Can we live forever?
Design and repair the parts before they break — live forever

A little while ago, Vittoria talked about designing for absence and just last week, Lesley showed that design can play a tangible role in bridging religions and creating more tolerant societies.

With a rapidly ageing society, death and religion are topics more in focus than ever before and are, arguably, the last two major design challenges at the end stages of a person’s life.

Meet Dr Aubrey de Grey, a biomedical gerontologist and Founder of the SENS Research Foundation in Silicon Valley. The 55-year-old, easily recognisable by a long, shaggy beard, considers ageing to be humanity’s biggest problem — and is on a quest to defeat it.

In de Grey’s view, our human bodies are like cars or any other objects that wear down over time until the damage is so significant that they can no longer be repaired. When the decline reaches its maximum, they get trashed — we die.

The consequent solution to this dilemma: design and repair the parts before they break — live forever.

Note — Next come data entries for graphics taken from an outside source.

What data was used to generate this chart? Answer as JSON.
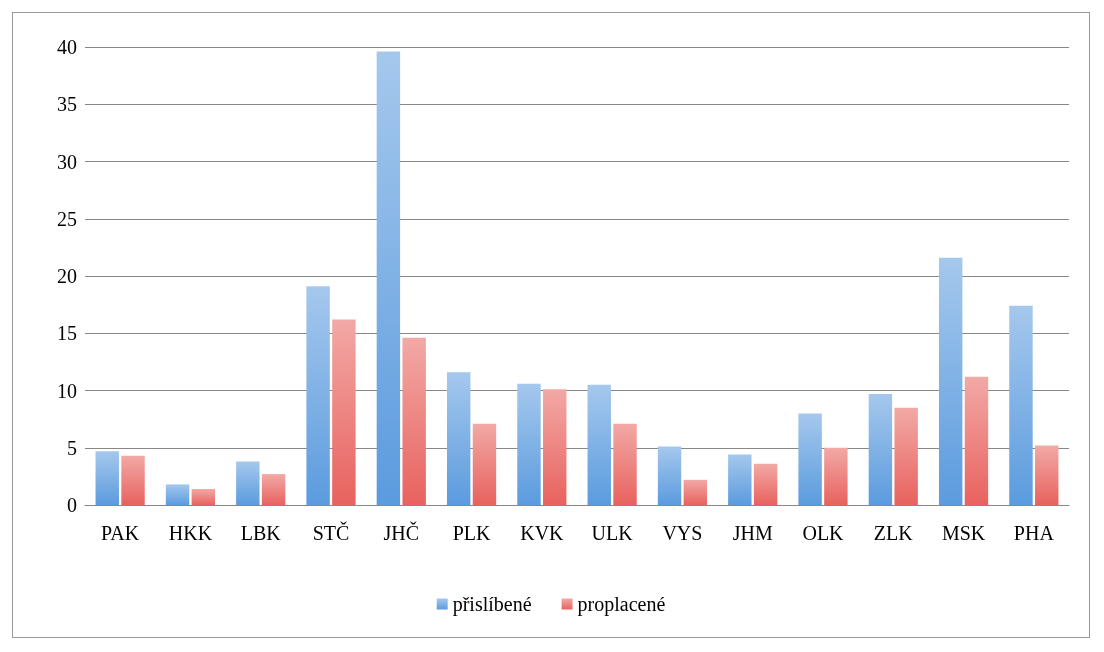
{
  "chart_data": {
    "type": "bar",
    "categories": [
      "PAK",
      "HKK",
      "LBK",
      "STČ",
      "JHČ",
      "PLK",
      "KVK",
      "ULK",
      "VYS",
      "JHM",
      "OLK",
      "ZLK",
      "MSK",
      "PHA"
    ],
    "series": [
      {
        "name": "přislíbené",
        "color": "#5b9bde",
        "values": [
          4.7,
          1.8,
          3.8,
          19.1,
          39.6,
          11.6,
          10.6,
          10.5,
          5.1,
          4.4,
          8.0,
          9.7,
          21.6,
          17.4
        ]
      },
      {
        "name": "proplacené",
        "color": "#e8625e",
        "values": [
          4.3,
          1.4,
          2.7,
          16.2,
          14.6,
          7.1,
          10.1,
          7.1,
          2.2,
          3.6,
          5.0,
          8.5,
          11.2,
          5.2
        ]
      }
    ],
    "ylim": [
      0,
      40
    ],
    "yticks": [
      0,
      5,
      10,
      15,
      20,
      25,
      30,
      35,
      40
    ],
    "grid": "y",
    "legend": "bottom"
  }
}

According to de Grey, we’re yet to conquer ageing because we got lazy and too comfortable with the narrative of death being a natural part of life. But, that’s not completely true. Immortality and afterlife have long been an obsession of humankind. But, answers were usually sought in the spiritual sphere, in religions, not in pragmatic science and design.

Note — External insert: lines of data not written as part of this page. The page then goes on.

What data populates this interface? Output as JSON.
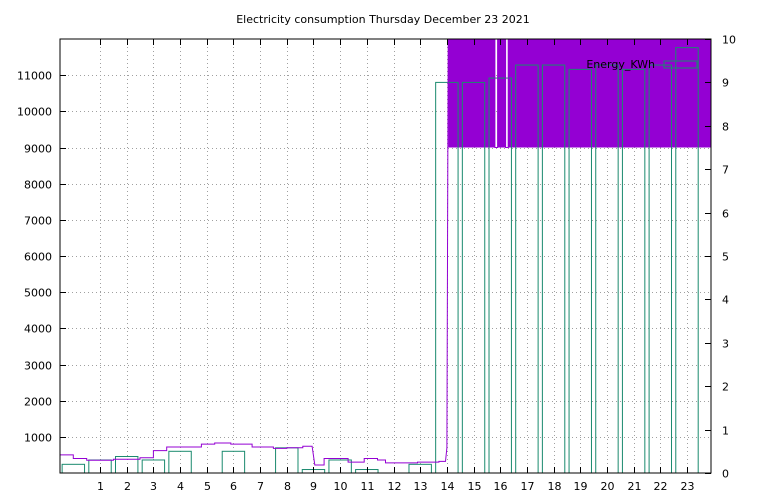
{
  "chart_data": {
    "type": "bar",
    "title": "Electricity consumption Thursday December 23 2021",
    "legend": {
      "label": "Energy_KWh",
      "placement": "top-right"
    },
    "grid": true,
    "colors": {
      "bars": "#1a8a6e",
      "power": "#9400d3",
      "grid": "#a0a0a0",
      "axis": "#000000"
    },
    "x": {
      "range": [
        -0.5,
        23.9
      ],
      "ticks": [
        1,
        2,
        3,
        4,
        5,
        6,
        7,
        8,
        9,
        10,
        11,
        12,
        13,
        14,
        15,
        16,
        17,
        18,
        19,
        20,
        21,
        22,
        23
      ]
    },
    "y_left": {
      "range": [
        0,
        12000
      ],
      "ticks": [
        1000,
        2000,
        3000,
        4000,
        5000,
        6000,
        7000,
        8000,
        9000,
        10000,
        11000
      ]
    },
    "y_right": {
      "range": [
        0,
        10
      ],
      "ticks": [
        0,
        1,
        2,
        3,
        4,
        5,
        6,
        7,
        8,
        9,
        10
      ]
    },
    "series": [
      {
        "name": "Energy_KWh",
        "axis": "right",
        "style": "boxes",
        "hours": [
          0,
          1,
          2,
          3,
          4,
          5,
          6,
          7,
          8,
          9,
          10,
          11,
          12,
          13,
          14,
          15,
          16,
          17,
          18,
          19,
          20,
          21,
          22,
          23
        ],
        "values": [
          0.2,
          0.3,
          0.38,
          0.3,
          0.5,
          0,
          0.5,
          0,
          0.58,
          0.08,
          0.3,
          0.08,
          0,
          0.2,
          9.0,
          9.0,
          9.1,
          9.4,
          9.4,
          9.3,
          9.4,
          9.3,
          9.4,
          9.8
        ]
      },
      {
        "axis": "left",
        "style": "steps",
        "points": [
          [
            -0.5,
            500
          ],
          [
            0.0,
            500
          ],
          [
            0.0,
            400
          ],
          [
            0.5,
            400
          ],
          [
            0.5,
            350
          ],
          [
            1.5,
            350
          ],
          [
            1.5,
            380
          ],
          [
            2.5,
            380
          ],
          [
            2.5,
            420
          ],
          [
            3.0,
            420
          ],
          [
            3.0,
            620
          ],
          [
            3.5,
            620
          ],
          [
            3.5,
            720
          ],
          [
            4.8,
            720
          ],
          [
            4.8,
            800
          ],
          [
            5.3,
            800
          ],
          [
            5.3,
            830
          ],
          [
            5.9,
            830
          ],
          [
            5.9,
            800
          ],
          [
            6.7,
            800
          ],
          [
            6.7,
            720
          ],
          [
            7.5,
            720
          ],
          [
            7.5,
            680
          ],
          [
            8.0,
            680
          ],
          [
            8.0,
            700
          ],
          [
            8.6,
            700
          ],
          [
            8.6,
            740
          ],
          [
            8.95,
            740
          ],
          [
            9.05,
            220
          ],
          [
            9.4,
            220
          ],
          [
            9.4,
            400
          ],
          [
            10.3,
            400
          ],
          [
            10.3,
            300
          ],
          [
            10.9,
            300
          ],
          [
            10.9,
            400
          ],
          [
            11.4,
            400
          ],
          [
            11.4,
            360
          ],
          [
            11.7,
            360
          ],
          [
            11.7,
            280
          ],
          [
            12.9,
            280
          ],
          [
            12.9,
            300
          ],
          [
            13.7,
            300
          ],
          [
            13.7,
            320
          ],
          [
            13.95,
            320
          ],
          [
            14.0,
            700
          ],
          [
            14.05,
            12500
          ],
          [
            15.8,
            12500
          ],
          [
            15.8,
            9000
          ],
          [
            15.9,
            9000
          ],
          [
            15.9,
            12500
          ],
          [
            16.2,
            12500
          ],
          [
            16.2,
            9000
          ],
          [
            16.3,
            9000
          ],
          [
            16.3,
            12500
          ],
          [
            23.9,
            12500
          ]
        ],
        "fill_above": 9000
      }
    ]
  }
}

De Grey’s approach is a new take and is becoming more and more mainstream. He is a frequent speaker at events by Singularity University and longevity movements and is supported by innovative thinkers such as Vitalik Buterin, the founder of Ethereum and last year’s INDEX: Award Winner.

“today, there’s barely a body part that can’t be exchanged. we can switch from one gender to another. stem cells can be grown — and with them any other cells. there’s little that seems impossible.”

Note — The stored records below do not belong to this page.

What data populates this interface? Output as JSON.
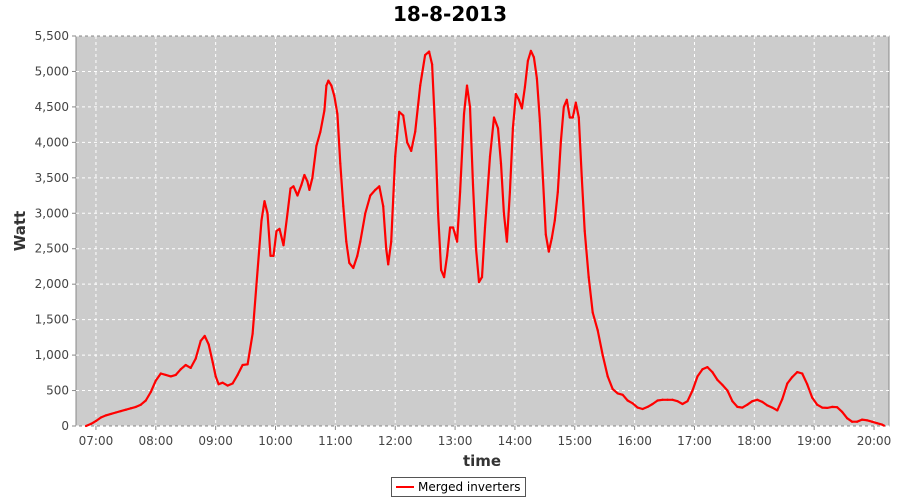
{
  "chart_data": {
    "type": "line",
    "title": "18-8-2013",
    "xlabel": "time",
    "ylabel": "Watt",
    "xlim": [
      "06:40",
      "20:15"
    ],
    "ylim": [
      0,
      5500
    ],
    "y_ticks": [
      0,
      500,
      1000,
      1500,
      2000,
      2500,
      3000,
      3500,
      4000,
      4500,
      5000,
      5500
    ],
    "y_tick_labels": [
      "0",
      "500",
      "1,000",
      "1,500",
      "2,000",
      "2,500",
      "3,000",
      "3,500",
      "4,000",
      "4,500",
      "5,000",
      "5,500"
    ],
    "x_ticks": [
      "07:00",
      "08:00",
      "09:00",
      "10:00",
      "11:00",
      "12:00",
      "13:00",
      "14:00",
      "15:00",
      "16:00",
      "17:00",
      "18:00",
      "19:00",
      "20:00"
    ],
    "grid": true,
    "legend_position": "bottom-center",
    "colors": {
      "series": "#ff0000",
      "plot_background": "#cccccc",
      "grid": "#ffffff"
    },
    "series": [
      {
        "name": "Merged inverters",
        "color": "#ff0000",
        "points": [
          [
            "06:50",
            0
          ],
          [
            "06:55",
            30
          ],
          [
            "07:00",
            70
          ],
          [
            "07:05",
            120
          ],
          [
            "07:10",
            150
          ],
          [
            "07:15",
            170
          ],
          [
            "07:20",
            190
          ],
          [
            "07:25",
            210
          ],
          [
            "07:30",
            230
          ],
          [
            "07:35",
            250
          ],
          [
            "07:40",
            270
          ],
          [
            "07:45",
            300
          ],
          [
            "07:50",
            360
          ],
          [
            "07:55",
            480
          ],
          [
            "08:00",
            640
          ],
          [
            "08:05",
            740
          ],
          [
            "08:10",
            720
          ],
          [
            "08:15",
            700
          ],
          [
            "08:20",
            720
          ],
          [
            "08:25",
            800
          ],
          [
            "08:30",
            860
          ],
          [
            "08:35",
            820
          ],
          [
            "08:40",
            950
          ],
          [
            "08:45",
            1200
          ],
          [
            "08:49",
            1270
          ],
          [
            "08:53",
            1150
          ],
          [
            "08:57",
            900
          ],
          [
            "09:00",
            700
          ],
          [
            "09:03",
            590
          ],
          [
            "09:07",
            610
          ],
          [
            "09:12",
            570
          ],
          [
            "09:17",
            600
          ],
          [
            "09:22",
            720
          ],
          [
            "09:27",
            860
          ],
          [
            "09:32",
            870
          ],
          [
            "09:37",
            1300
          ],
          [
            "09:42",
            2200
          ],
          [
            "09:46",
            2900
          ],
          [
            "09:49",
            3170
          ],
          [
            "09:52",
            3000
          ],
          [
            "09:55",
            2400
          ],
          [
            "09:58",
            2400
          ],
          [
            "10:01",
            2750
          ],
          [
            "10:04",
            2780
          ],
          [
            "10:08",
            2550
          ],
          [
            "10:12",
            3000
          ],
          [
            "10:15",
            3350
          ],
          [
            "10:18",
            3380
          ],
          [
            "10:22",
            3250
          ],
          [
            "10:26",
            3400
          ],
          [
            "10:29",
            3540
          ],
          [
            "10:32",
            3450
          ],
          [
            "10:34",
            3330
          ],
          [
            "10:37",
            3500
          ],
          [
            "10:41",
            3950
          ],
          [
            "10:45",
            4150
          ],
          [
            "10:49",
            4450
          ],
          [
            "10:51",
            4800
          ],
          [
            "10:53",
            4870
          ],
          [
            "10:56",
            4800
          ],
          [
            "10:59",
            4650
          ],
          [
            "11:02",
            4400
          ],
          [
            "11:05",
            3700
          ],
          [
            "11:08",
            3100
          ],
          [
            "11:11",
            2600
          ],
          [
            "11:14",
            2300
          ],
          [
            "11:18",
            2230
          ],
          [
            "11:22",
            2400
          ],
          [
            "11:25",
            2600
          ],
          [
            "11:30",
            3000
          ],
          [
            "11:35",
            3250
          ],
          [
            "11:40",
            3330
          ],
          [
            "11:44",
            3380
          ],
          [
            "11:48",
            3100
          ],
          [
            "11:51",
            2500
          ],
          [
            "11:53",
            2280
          ],
          [
            "11:56",
            2600
          ],
          [
            "12:00",
            3800
          ],
          [
            "12:04",
            4430
          ],
          [
            "12:08",
            4380
          ],
          [
            "12:12",
            4000
          ],
          [
            "12:16",
            3880
          ],
          [
            "12:20",
            4150
          ],
          [
            "12:25",
            4800
          ],
          [
            "12:30",
            5230
          ],
          [
            "12:34",
            5280
          ],
          [
            "12:37",
            5100
          ],
          [
            "12:40",
            4200
          ],
          [
            "12:43",
            3000
          ],
          [
            "12:46",
            2200
          ],
          [
            "12:49",
            2100
          ],
          [
            "12:52",
            2400
          ],
          [
            "12:55",
            2800
          ],
          [
            "12:58",
            2800
          ],
          [
            "13:02",
            2600
          ],
          [
            "13:05",
            3300
          ],
          [
            "13:09",
            4400
          ],
          [
            "13:12",
            4800
          ],
          [
            "13:15",
            4500
          ],
          [
            "13:18",
            3400
          ],
          [
            "13:21",
            2500
          ],
          [
            "13:24",
            2030
          ],
          [
            "13:27",
            2100
          ],
          [
            "13:30",
            2800
          ],
          [
            "13:35",
            3800
          ],
          [
            "13:39",
            4350
          ],
          [
            "13:43",
            4200
          ],
          [
            "13:46",
            3700
          ],
          [
            "13:49",
            3000
          ],
          [
            "13:52",
            2600
          ],
          [
            "13:55",
            3300
          ],
          [
            "13:58",
            4200
          ],
          [
            "14:01",
            4680
          ],
          [
            "14:04",
            4600
          ],
          [
            "14:07",
            4480
          ],
          [
            "14:10",
            4780
          ],
          [
            "14:13",
            5150
          ],
          [
            "14:16",
            5290
          ],
          [
            "14:19",
            5200
          ],
          [
            "14:22",
            4900
          ],
          [
            "14:25",
            4300
          ],
          [
            "14:28",
            3500
          ],
          [
            "14:31",
            2700
          ],
          [
            "14:34",
            2460
          ],
          [
            "14:37",
            2650
          ],
          [
            "14:40",
            2900
          ],
          [
            "14:43",
            3300
          ],
          [
            "14:46",
            4000
          ],
          [
            "14:49",
            4500
          ],
          [
            "14:52",
            4600
          ],
          [
            "14:55",
            4350
          ],
          [
            "14:58",
            4350
          ],
          [
            "15:01",
            4560
          ],
          [
            "15:04",
            4350
          ],
          [
            "15:07",
            3500
          ],
          [
            "15:10",
            2750
          ],
          [
            "15:14",
            2100
          ],
          [
            "15:18",
            1600
          ],
          [
            "15:23",
            1350
          ],
          [
            "15:28",
            1000
          ],
          [
            "15:33",
            700
          ],
          [
            "15:38",
            520
          ],
          [
            "15:43",
            460
          ],
          [
            "15:48",
            440
          ],
          [
            "15:53",
            360
          ],
          [
            "15:58",
            320
          ],
          [
            "16:03",
            260
          ],
          [
            "16:08",
            240
          ],
          [
            "16:13",
            270
          ],
          [
            "16:18",
            310
          ],
          [
            "16:23",
            360
          ],
          [
            "16:28",
            370
          ],
          [
            "16:33",
            370
          ],
          [
            "16:38",
            370
          ],
          [
            "16:43",
            350
          ],
          [
            "16:48",
            310
          ],
          [
            "16:53",
            350
          ],
          [
            "16:58",
            500
          ],
          [
            "17:03",
            700
          ],
          [
            "17:08",
            800
          ],
          [
            "17:13",
            830
          ],
          [
            "17:18",
            760
          ],
          [
            "17:23",
            650
          ],
          [
            "17:28",
            580
          ],
          [
            "17:33",
            500
          ],
          [
            "17:38",
            350
          ],
          [
            "17:43",
            270
          ],
          [
            "17:48",
            260
          ],
          [
            "17:53",
            300
          ],
          [
            "17:58",
            350
          ],
          [
            "18:03",
            370
          ],
          [
            "18:08",
            340
          ],
          [
            "18:13",
            290
          ],
          [
            "18:18",
            260
          ],
          [
            "18:23",
            220
          ],
          [
            "18:28",
            380
          ],
          [
            "18:33",
            600
          ],
          [
            "18:38",
            690
          ],
          [
            "18:43",
            760
          ],
          [
            "18:48",
            740
          ],
          [
            "18:53",
            590
          ],
          [
            "18:58",
            400
          ],
          [
            "19:03",
            300
          ],
          [
            "19:08",
            260
          ],
          [
            "19:13",
            255
          ],
          [
            "19:18",
            270
          ],
          [
            "19:23",
            265
          ],
          [
            "19:28",
            200
          ],
          [
            "19:33",
            110
          ],
          [
            "19:38",
            60
          ],
          [
            "19:43",
            60
          ],
          [
            "19:48",
            90
          ],
          [
            "19:53",
            80
          ],
          [
            "19:58",
            60
          ],
          [
            "20:03",
            40
          ],
          [
            "20:08",
            20
          ],
          [
            "20:10",
            5
          ]
        ]
      }
    ]
  }
}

But, he is also present at scientific symposia, where it isn’t so much the vision but the ability to prove or counter-prove a thesis that counts. And that’s the thing, although de Grey’s thesis isn’t garnering the same support in scientific circles as it is in the longevity and singularity movements, none can prove that his predictions are impossible.

Medical advancements and design even support him. A lot of what de Grey is talking about is happening already. From the beginning of the 20th century, the average life expectancy has risen by more than 30 years. Jeanne Calment of France, the oldest human being so far, reached a full 122 years and 164 days.

Today, there’s barely a body part that can’t be exchanged. We can switch from one gender to another. Stem cells can be grown — and with them any other cells. There’s little that seems impossible.

In recent years, we have seen so many designs at INDEX that show the leaps medical and technological advancements are taking — and this trends will certainly continue. But, we need to see more designs that help people cope with this change.

Until we can choose to be stuck in our 20s or 30s forever, our ever-prolonged, technology-enhanced lives and ageing population raise massive societal, ethical and economic design questions. And, of course, more tech can and will also provide answers. But, we also need to see more solutions that enable people to take small steps within their comfort zone: human-centred design solutions.

A beautiful one currently nominated for INDEX: Award 2019 is Alzheimer’s Village, a home for Alzheimer’s and dementia patients that feels more like a village or city, rather than a bleak institution.

De Grey believes the first person to live to a 1000 years is already alive, they better book a spot.